Machinist Jacks

Apologize for posting to an older thread, but could you enlighten a newbie as to the purpose/thinking behind the coencentric grooves in the cap? The V-Groove I get, but are the circles there for a pragmatic purpose, or because they look great. (And they do!)

Thanks,
Newbie in Snohomish, WA
 
Apologize for posting to an older thread, but could you enlighten a newbie as to the purpose/thinking behind the coencentric grooves in the cap? The V-Groove I get, but are the circles there for a pragmatic purpose, or because they look great. (And they do!)

Thanks,
Newbie in Snohomish, WA
No problem, thank you for taking time to look at the post. So the concentric grooves in the cap are really there for looks more than anything else. I did turn the grooves at .600", .800" and 1.000" diameters, but they serve no real pragmatic purpose. Thanks again for looking and commenting!
 
Thanks very much! The hardened 4140 has a beautiful finish. I really enjoy working with it.
Kinda late to the game.

So, I was wondering how the surface finish turned out so nice. So it's HT 4140 then? Do you need any special tooling geometry for this?
 
Kinda late to the game.

So, I was wondering how the surface finish turned out so nice. So it's HT 4140 then? Do you need any special tooling geometry for this?
Yes sir, this is heat-treated 4140. I didn't use anything special, just standard CCMT carbide inserts. I did however keep a healthy feed and DOC. I found out very quickly that trying to take very light passes or sneak up on the OD did NOT work and resulted in terrible surface finish. Instead, I opted to calibrate my DRO as I was cutting.
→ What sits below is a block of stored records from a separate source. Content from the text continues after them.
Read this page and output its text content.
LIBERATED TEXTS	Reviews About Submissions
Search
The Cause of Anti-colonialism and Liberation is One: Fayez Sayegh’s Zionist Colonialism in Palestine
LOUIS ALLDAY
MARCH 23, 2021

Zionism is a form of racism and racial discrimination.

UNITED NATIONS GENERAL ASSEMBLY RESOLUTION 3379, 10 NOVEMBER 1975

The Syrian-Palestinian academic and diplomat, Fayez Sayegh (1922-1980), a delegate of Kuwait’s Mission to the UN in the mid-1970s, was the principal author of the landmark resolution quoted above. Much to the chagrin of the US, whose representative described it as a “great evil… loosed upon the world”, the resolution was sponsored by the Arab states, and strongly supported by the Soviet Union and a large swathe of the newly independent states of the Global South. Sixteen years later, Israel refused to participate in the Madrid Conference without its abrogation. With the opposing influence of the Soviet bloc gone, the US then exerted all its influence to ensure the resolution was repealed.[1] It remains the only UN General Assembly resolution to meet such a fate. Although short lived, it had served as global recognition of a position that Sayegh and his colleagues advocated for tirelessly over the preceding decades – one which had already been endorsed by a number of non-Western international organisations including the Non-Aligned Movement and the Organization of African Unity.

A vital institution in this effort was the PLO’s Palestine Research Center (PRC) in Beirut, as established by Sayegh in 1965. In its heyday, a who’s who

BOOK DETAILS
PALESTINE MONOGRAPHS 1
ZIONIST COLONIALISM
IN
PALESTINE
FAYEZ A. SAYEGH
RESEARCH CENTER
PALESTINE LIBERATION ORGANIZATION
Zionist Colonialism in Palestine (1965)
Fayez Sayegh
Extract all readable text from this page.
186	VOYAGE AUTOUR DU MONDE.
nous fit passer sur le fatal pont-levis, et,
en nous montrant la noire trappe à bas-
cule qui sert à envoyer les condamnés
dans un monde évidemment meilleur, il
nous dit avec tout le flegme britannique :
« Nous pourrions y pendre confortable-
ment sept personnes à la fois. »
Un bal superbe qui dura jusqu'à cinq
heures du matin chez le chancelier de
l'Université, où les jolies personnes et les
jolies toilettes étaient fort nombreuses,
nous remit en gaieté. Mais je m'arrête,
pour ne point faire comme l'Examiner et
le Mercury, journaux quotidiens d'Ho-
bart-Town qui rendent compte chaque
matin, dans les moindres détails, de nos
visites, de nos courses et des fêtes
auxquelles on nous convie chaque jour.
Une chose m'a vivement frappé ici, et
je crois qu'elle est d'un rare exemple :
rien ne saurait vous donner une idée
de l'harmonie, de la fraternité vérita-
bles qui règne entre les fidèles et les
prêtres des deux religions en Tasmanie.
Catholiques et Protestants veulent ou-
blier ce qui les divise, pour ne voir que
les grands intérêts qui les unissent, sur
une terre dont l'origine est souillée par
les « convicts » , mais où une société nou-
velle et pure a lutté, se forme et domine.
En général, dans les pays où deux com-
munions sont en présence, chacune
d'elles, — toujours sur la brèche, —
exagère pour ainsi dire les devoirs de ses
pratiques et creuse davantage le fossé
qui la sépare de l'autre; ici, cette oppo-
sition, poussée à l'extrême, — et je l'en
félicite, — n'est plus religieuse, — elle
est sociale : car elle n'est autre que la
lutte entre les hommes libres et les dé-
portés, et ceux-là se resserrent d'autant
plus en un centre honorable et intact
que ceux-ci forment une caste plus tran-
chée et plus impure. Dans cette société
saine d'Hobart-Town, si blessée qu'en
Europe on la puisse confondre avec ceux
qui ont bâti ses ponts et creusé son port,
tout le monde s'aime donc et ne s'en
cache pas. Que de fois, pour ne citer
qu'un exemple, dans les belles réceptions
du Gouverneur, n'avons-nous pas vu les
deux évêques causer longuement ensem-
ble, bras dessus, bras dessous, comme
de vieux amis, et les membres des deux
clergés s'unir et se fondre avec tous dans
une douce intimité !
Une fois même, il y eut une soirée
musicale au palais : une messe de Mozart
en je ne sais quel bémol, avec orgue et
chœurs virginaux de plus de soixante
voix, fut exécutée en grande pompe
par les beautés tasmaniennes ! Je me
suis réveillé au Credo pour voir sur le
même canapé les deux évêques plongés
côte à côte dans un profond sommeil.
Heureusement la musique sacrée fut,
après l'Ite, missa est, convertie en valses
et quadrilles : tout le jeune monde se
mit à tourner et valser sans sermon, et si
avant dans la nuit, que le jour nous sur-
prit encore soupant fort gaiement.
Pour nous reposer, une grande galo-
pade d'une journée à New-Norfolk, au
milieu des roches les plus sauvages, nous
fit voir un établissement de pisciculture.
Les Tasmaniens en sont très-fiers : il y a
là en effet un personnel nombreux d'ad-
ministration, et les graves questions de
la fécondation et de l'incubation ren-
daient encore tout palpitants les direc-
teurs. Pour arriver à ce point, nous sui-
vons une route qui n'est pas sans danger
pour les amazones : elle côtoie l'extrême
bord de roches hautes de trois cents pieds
Basically, I took a .030 pass, stopped the lathe (without moving the cross-slide), checked the OD with a micrometer and punched that value in to the DRO. I repeated this a couple times until my micrometer and DRO matched up. This method proved to be very accurate and got me within .0005" almost every time. The trick is to make sure you keep (at least) the last two passes at the same DOC after your DRO is calibrated. I'm sure some of the veteran machinists on the forum here can explain this better than me, but hopefully this helps out. Thanks for looking and commenting! Happy New Year!
 
I prefer TPG inserts for nearly all work, including stainless and 4140HT; with its sharp edges, very light cuts can be taken without work hardening, sure, they have less edges than other types of inserts, but they can be sharpened by hand on to radius with a diamond wheel.
 
I will hardly address single participants in a forum, we all sit at a really big table.
Some commenters feel 'late' input is a lower tier of involvement. Not so. Check the home page, there are how many posts - not merely original threads? Discount likelihood your interests expand, to the point interest and searches take you into different territory. Barring some calamity, this information isn't volatile, 'newbies' are born everyday, methods expand because someone experiments, even when some of those fail.

Point is, machinist jacks are invaluable. Depending on workpiece size, many unaware just how large those get, capacity in 1000's of pounds.

- Personally, use of jacks is more of an inspection necessity, on a surface plate; leveling a casting or compound angular features to pull measurements. Sorry to point out, that means 3 jacks are a set.
- 2 suffice but require a 3rd element (even if not adjustable) somewhat higher than minimum the adjustable pair can do. Note; few commercial sets offer that option, seeing only potential as setup components.
- Adaptable (different heads, feet & bodies) jacks should be the standard. That makes logical argument for a case containing all the bits, easily transported to work area. Have a minimalist trait? Use an empty soup can.
- Any that cannot be set lower than your vise bed are worth avoiding. Of variety being castings, they will lose thread depth (and load bearing capacity) if you consider shortening them. Cutting foot bottoms out the screw.
- Very few (commercial) have good proportions of decent thread diameter, and fine thread pitch. Shop made versions never seem to follow that mistaken intuition. Try leveling a 20" long workpiece .002 with 16 TPI - 1 revolution @ 0.0625th inch - 0.002 is a serious feat of dexterity (0.0003472 increments of a turn).
- Well done, close fitting threads deserve complement. But without holes for tommy bar or wrench flats, very hard to turn under moderate loading.
- The concentric ring pattern is more practical than cosmetic. Unlike gauge blocks, rarely a workpiece and jack are equally clean, those are recesses for dirt, and irregularities on castings. The user, while scooting jack, around detects stability.
- Sometimes that enlarged surface shifts part laterally as it turns; if pointed, averts that. Alternately, make cap independent of screw.